Brexit, per gli autotrasportatori cominciano i dolori

Già da un paio di settimane, infatti, i tempi di attesa per varcare la Manica si erano allungati: nell’incertezza le aziende inglesi stavano riempiendo i magazzini sul continente europeo per evitare interruzioni nelle forniture ai clienti. E ovviamente viceversa da parte dei fornitori europei. Alla vigilia delle feste, sui camionisti fermi in coda già a parecchi chilometri di autostrada da Dover è piovuta la doccia fredda della chiusura totale delle frontiere europee per il diffondersi della “variante inglese” del Covid. Scelta del tutto ingiustificata, visto che a conti fatti, su 15mila autisti testati (a caro prezzo, il tampone costava da 270 a 320 euro) sono stati riscontrati solo 36 casi positivi. Il danno però era fatto e la normalità è tornata solo con il nuovo anno.

Passata l’euforia per l’accordo, per chi guida i camion avanti e indietro attraverso la Manica sono cominciati i dolori. I doganieri francesi, belgi e olandesi che sequestrano i panini con prosciutto e formaggio agli autisti al momento del passaggio di frontiera (merce extracomunitaria è la scusa) sono un’emerita carognata, ma anche il segno più evidente di ciò che è cambiato e, in futuro, muterà in peggio.

L’uscita dall’Unione doganale complica la vita ai camionisti

Il trattato sulla Brexit prevede che le merci transitino dalla Ue al Regno Unito (e viceversa) senza pagare dazi, ma ha portato la Gran Bretagna al di fuori dell’Unione doganale. Il che vuol dire che ogni spillo presente sul camion deve essere registrato in una distinta formale, soggetta a verifica da parte dei funzionari al momento del transito.

Certo: Londra ha simpaticamente deciso di accordare sei mesi di “grazia” alle merci in entrata e a Calais i doganieri francesi parlano di “frontiera intelligente” visto che a breve tutti i documenti doganali saranno digitalizzati, facendo sì che il computer legga automaticamente la targa del camion e allinei sullo schermo dell’addetto tutto il file riguardante il carico.

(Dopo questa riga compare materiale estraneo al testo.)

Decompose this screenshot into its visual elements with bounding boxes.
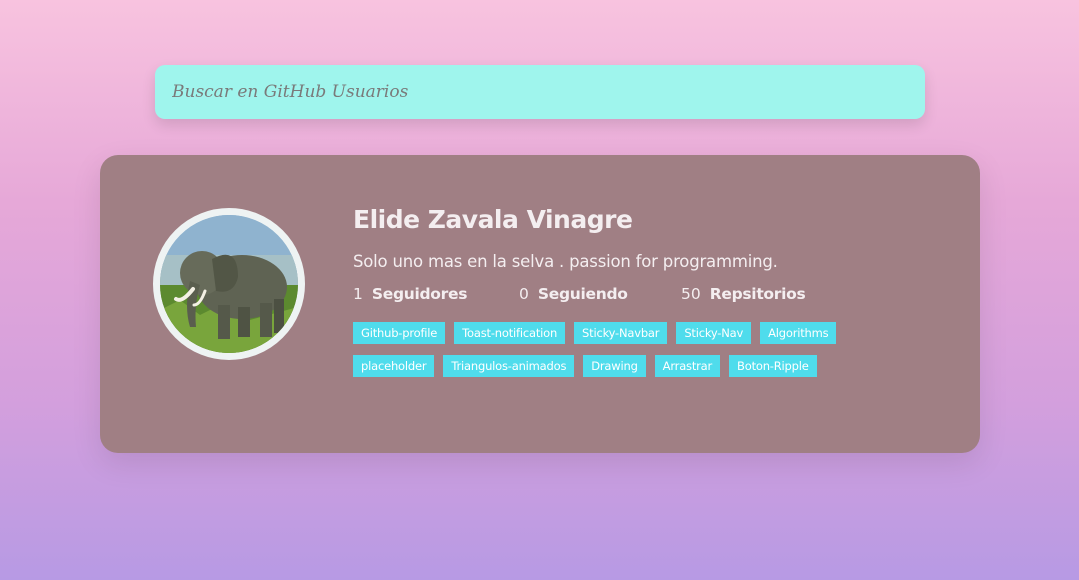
profile-card: Elide Zavala Vinagre Solo uno mas en la …	[100, 155, 980, 453]
profile-stats: 1 Seguidores 0 Seguiendo 50 Repsitorios	[353, 285, 953, 303]
repo-tag[interactable]: Triangulos-animados	[443, 355, 575, 377]
following-label: Seguiendo	[537, 285, 628, 303]
elephant-image-icon	[160, 215, 298, 353]
stat-following: 0 Seguiendo	[519, 285, 681, 303]
repo-tag[interactable]: placeholder	[353, 355, 435, 377]
repos-label: Repsitorios	[709, 285, 806, 303]
followers-label: Seguidores	[371, 285, 468, 303]
avatar	[153, 208, 305, 360]
stat-repos: 50 Repsitorios	[681, 285, 806, 303]
repo-tag[interactable]: Sticky-Nav	[676, 322, 752, 344]
search-box	[155, 65, 925, 119]
repo-list: Github-profile Toast-notification Sticky…	[353, 322, 873, 388]
search-input[interactable]	[155, 65, 925, 119]
repo-tag[interactable]: Sticky-Navbar	[574, 322, 668, 344]
following-count: 0	[519, 285, 529, 303]
profile-bio: Solo uno mas en la selva . passion for p…	[353, 252, 778, 271]
profile-info: Elide Zavala Vinagre Solo uno mas en la …	[353, 205, 953, 388]
repo-tag[interactable]: Github-profile	[353, 322, 446, 344]
profile-name: Elide Zavala Vinagre	[353, 205, 633, 234]
repo-tag[interactable]: Algorithms	[760, 322, 837, 344]
repo-tag[interactable]: Arrastrar	[654, 355, 721, 377]
repo-tag[interactable]: Boton-Ripple	[729, 355, 817, 377]
followers-count: 1	[353, 285, 363, 303]
repos-count: 50	[681, 285, 701, 303]
stat-followers: 1 Seguidores	[353, 285, 519, 303]
repo-tag[interactable]: Toast-notification	[454, 322, 566, 344]
repo-tag[interactable]: Drawing	[583, 355, 646, 377]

Con la Brexit le tariffe stanno già lievitando. E in Irlanda iniziano a scaldarsi i toni

Ma basta un errore in una bolla e l’attesa rischia di prolungarsi per ore. Non è un caso se già l’11 gennaio Richard Burnett, presidente della potente associazione degli autotrasportatori inglesi Road Haulage Association, parlava di forti aumenti (fino a 10 euro a chilometro) nelle tariffe di trasporto da e per l’Unione Europea. Ancora più complicata, poi, la questione del traffico merci diretto in Irlanda del Nord: questo territorio è rimasto nello spazio doganale Ue per evitare di dover ricostruire una frontiera tra le due Irlande scatenando una nuova guerra civile.

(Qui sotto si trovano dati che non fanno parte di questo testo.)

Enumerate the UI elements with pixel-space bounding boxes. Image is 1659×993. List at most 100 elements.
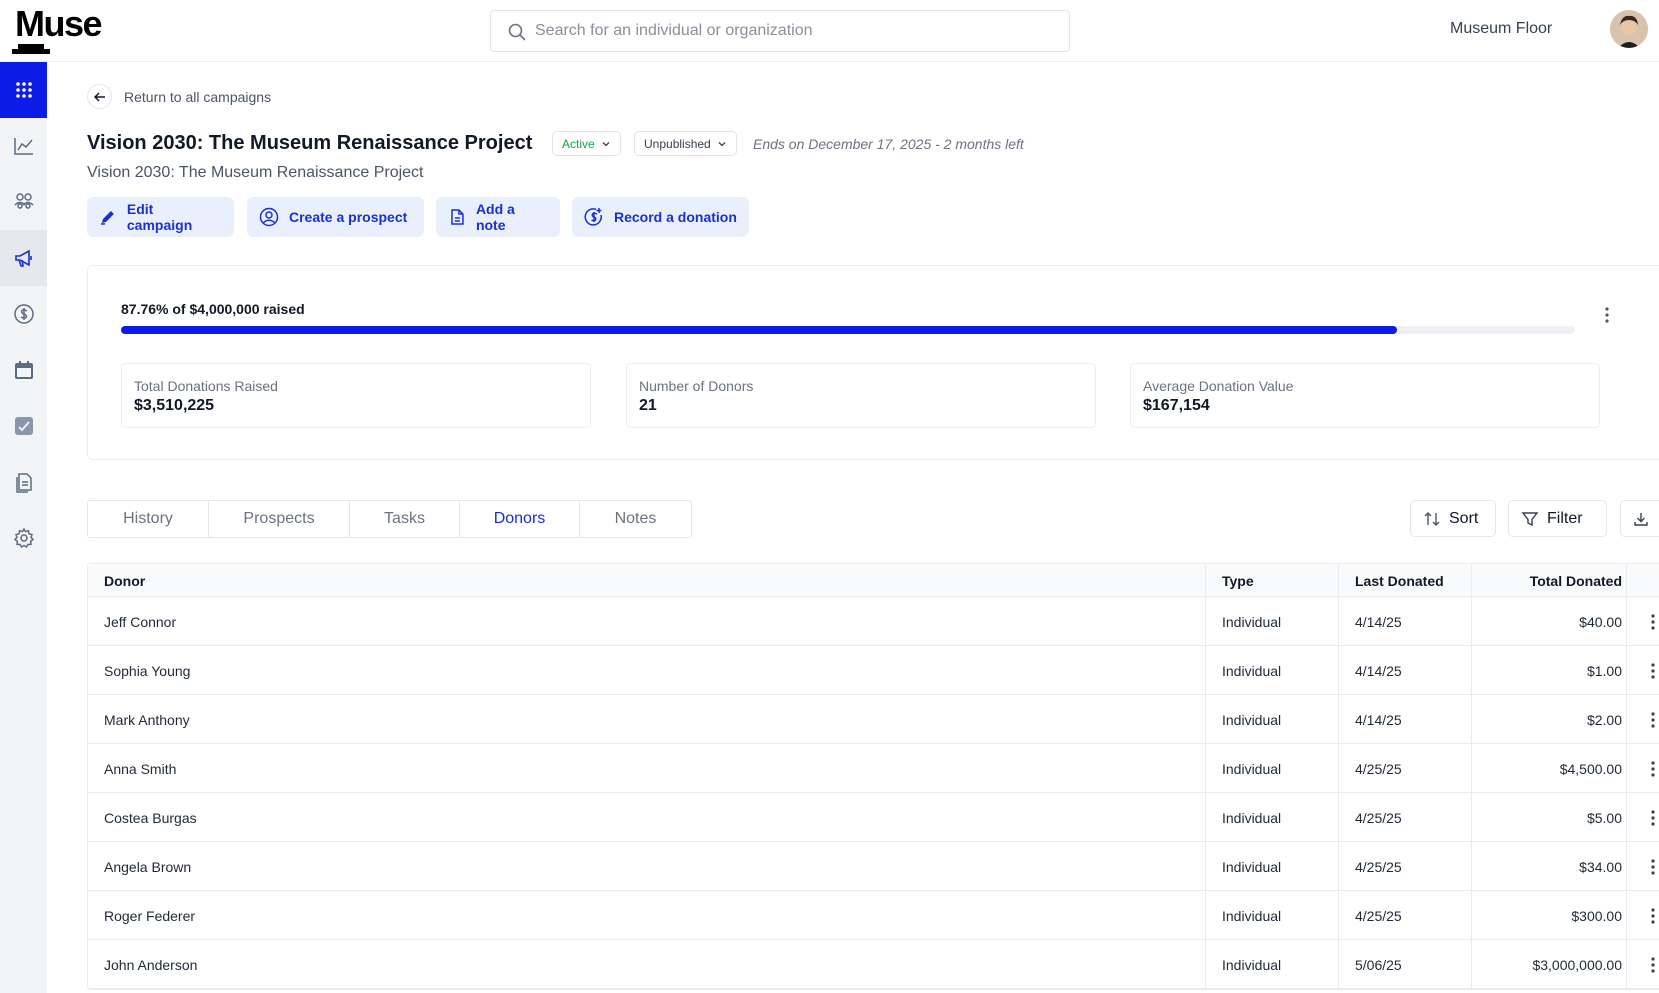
sort-icon: [1424, 511, 1440, 526]
row-more-button[interactable]: [1638, 793, 1659, 842]
row-more-button[interactable]: [1638, 744, 1659, 793]
table-row[interactable]: Roger Federer Individual 4/25/25 $300.00: [88, 891, 1659, 940]
table-row[interactable]: Mark Anthony Individual 4/14/25 $2.00: [88, 695, 1659, 744]
kebab-menu-icon: [1651, 907, 1655, 924]
column-header-type[interactable]: Type: [1222, 564, 1254, 597]
table-row[interactable]: Costea Burgas Individual 4/25/25 $5.00: [88, 793, 1659, 842]
donor-name-cell[interactable]: Angela Brown: [104, 842, 191, 891]
tab-prospects[interactable]: Prospects: [209, 501, 350, 537]
column-divider: [1338, 940, 1339, 988]
filter-icon: [1521, 511, 1539, 526]
avatar-image: [1610, 10, 1648, 48]
column-divider: [1626, 793, 1627, 841]
back-link[interactable]: Return to all campaigns: [87, 84, 271, 109]
record-donation-button[interactable]: Record a donation: [572, 197, 749, 237]
table-row[interactable]: Sophia Young Individual 4/14/25 $1.00: [88, 646, 1659, 695]
row-more-button[interactable]: [1638, 646, 1659, 695]
end-date-text: Ends on December 17, 2025 - 2 months lef…: [753, 136, 1024, 152]
kebab-menu-icon: [1651, 956, 1655, 973]
donor-name-cell[interactable]: Roger Federer: [104, 891, 195, 940]
tasks-check-icon: [14, 417, 33, 435]
donor-name-cell[interactable]: Costea Burgas: [104, 793, 197, 842]
sidebar-item-calendar[interactable]: [0, 342, 47, 398]
sidebar-item-campaigns[interactable]: [0, 230, 47, 286]
last-donated-cell: 5/06/25: [1355, 956, 1402, 973]
donor-name-cell[interactable]: John Anderson: [104, 940, 197, 989]
back-label[interactable]: Return to all campaigns: [124, 89, 271, 105]
column-divider: [1205, 597, 1206, 645]
sidebar-item-analytics[interactable]: [0, 118, 47, 174]
top-bar: Muse Museum Floor: [0, 0, 1659, 62]
table-row[interactable]: Jeff Connor Individual 4/14/25 $40.00: [88, 597, 1659, 646]
row-more-button[interactable]: [1638, 891, 1659, 940]
sidebar-item-people[interactable]: [0, 174, 47, 230]
edit-campaign-button[interactable]: Edit campaign: [87, 197, 234, 237]
progress-label: 87.76% of $4,000,000 raised: [121, 301, 305, 317]
kebab-menu-icon: [1651, 613, 1655, 630]
tab-donors[interactable]: Donors: [460, 501, 580, 537]
search-icon: [508, 23, 526, 41]
publish-dropdown[interactable]: Unpublished: [634, 131, 737, 156]
tab-tasks[interactable]: Tasks: [350, 501, 460, 537]
total-donated-cell: $2.00: [1586, 711, 1622, 728]
download-button[interactable]: [1620, 500, 1659, 537]
column-divider: [1471, 597, 1472, 645]
last-donated-cell: 4/25/25: [1355, 760, 1402, 777]
stat-value: $167,154: [1143, 397, 1210, 414]
donor-name-cell[interactable]: Sophia Young: [104, 646, 190, 695]
column-divider: [1471, 564, 1472, 596]
apps-grid-icon: [15, 82, 32, 98]
sidebar-item-documents[interactable]: [0, 454, 47, 510]
org-name[interactable]: Museum Floor: [1450, 20, 1552, 38]
column-header-total-donated[interactable]: Total Donated: [1488, 564, 1622, 597]
filter-button[interactable]: Filter: [1508, 500, 1607, 537]
column-header-last-donated[interactable]: Last Donated: [1355, 564, 1444, 597]
add-note-button[interactable]: Add a note: [436, 197, 560, 237]
edit-campaign-label: Edit campaign: [126, 201, 193, 233]
stat-label: Number of Donors: [639, 378, 754, 394]
column-header-donor[interactable]: Donor: [104, 564, 145, 597]
stat-donor-count: Number of Donors 21: [626, 363, 1096, 428]
column-divider: [1626, 646, 1627, 694]
table-row[interactable]: Anna Smith Individual 4/25/25 $4,500.00: [88, 744, 1659, 793]
row-more-button[interactable]: [1638, 842, 1659, 891]
search-box[interactable]: [490, 10, 1070, 52]
gear-icon: [13, 527, 34, 549]
sidebar-item-settings[interactable]: [0, 510, 47, 566]
row-more-button[interactable]: [1638, 597, 1659, 646]
table-row[interactable]: Angela Brown Individual 4/25/25 $34.00: [88, 842, 1659, 891]
donor-name-cell[interactable]: Mark Anthony: [104, 695, 190, 744]
chart-line-icon: [13, 138, 33, 155]
create-prospect-button[interactable]: Create a prospect: [247, 197, 424, 237]
column-divider: [1338, 842, 1339, 890]
column-divider: [1205, 842, 1206, 890]
table-row[interactable]: John Anderson Individual 5/06/25 $3,000,000…: [88, 940, 1659, 989]
sidebar-item-dashboard[interactable]: [0, 62, 47, 118]
donor-name-cell[interactable]: Anna Smith: [104, 744, 176, 793]
megaphone-icon: [14, 249, 32, 267]
arrow-left-icon: [93, 91, 105, 102]
column-divider: [1626, 940, 1627, 988]
sidebar-item-tasks[interactable]: [0, 398, 47, 454]
status-dropdown[interactable]: Active: [552, 131, 621, 156]
card-more-button[interactable]: [1604, 306, 1610, 329]
sidebar-item-donations[interactable]: [0, 286, 47, 342]
kebab-menu-icon: [1605, 307, 1609, 323]
tab-notes[interactable]: Notes: [580, 501, 691, 537]
column-divider: [1205, 646, 1206, 694]
sort-button[interactable]: Sort: [1410, 500, 1496, 537]
filter-label: Filter: [1547, 509, 1583, 527]
muse-logo[interactable]: Muse: [12, 4, 104, 56]
tab-history[interactable]: History: [88, 501, 209, 537]
tab-bar: History Prospects Tasks Donors Notes: [87, 500, 692, 538]
row-more-button[interactable]: [1638, 695, 1659, 744]
search-input[interactable]: [535, 11, 1055, 51]
documents-icon: [15, 473, 32, 493]
row-more-button[interactable]: [1638, 940, 1659, 989]
user-avatar[interactable]: [1610, 10, 1648, 48]
column-divider: [1626, 597, 1627, 645]
column-divider: [1626, 842, 1627, 890]
donor-name-cell[interactable]: Jeff Connor: [104, 597, 176, 646]
back-button[interactable]: [87, 84, 112, 109]
column-divider: [1471, 891, 1472, 939]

Il risultato, però, è che anche tutte le merci in partenza dalla Gran Bretagna per l’Irlanda del Nord devono essere registrate e verificate come se fossero dirette all’esportazione in Europa. E a poco serve che, per ora, i doganieri inglesi, “lascino passare” con pochi controlli per evitare ingorghi: con olimpica calma i loro colleghi dall’altro lato del confine le verifiche invece le svolgono tutte. Perché l’intento è chiaro: “avete voluto la Brexit? Mo’ sono problemi vostri…”.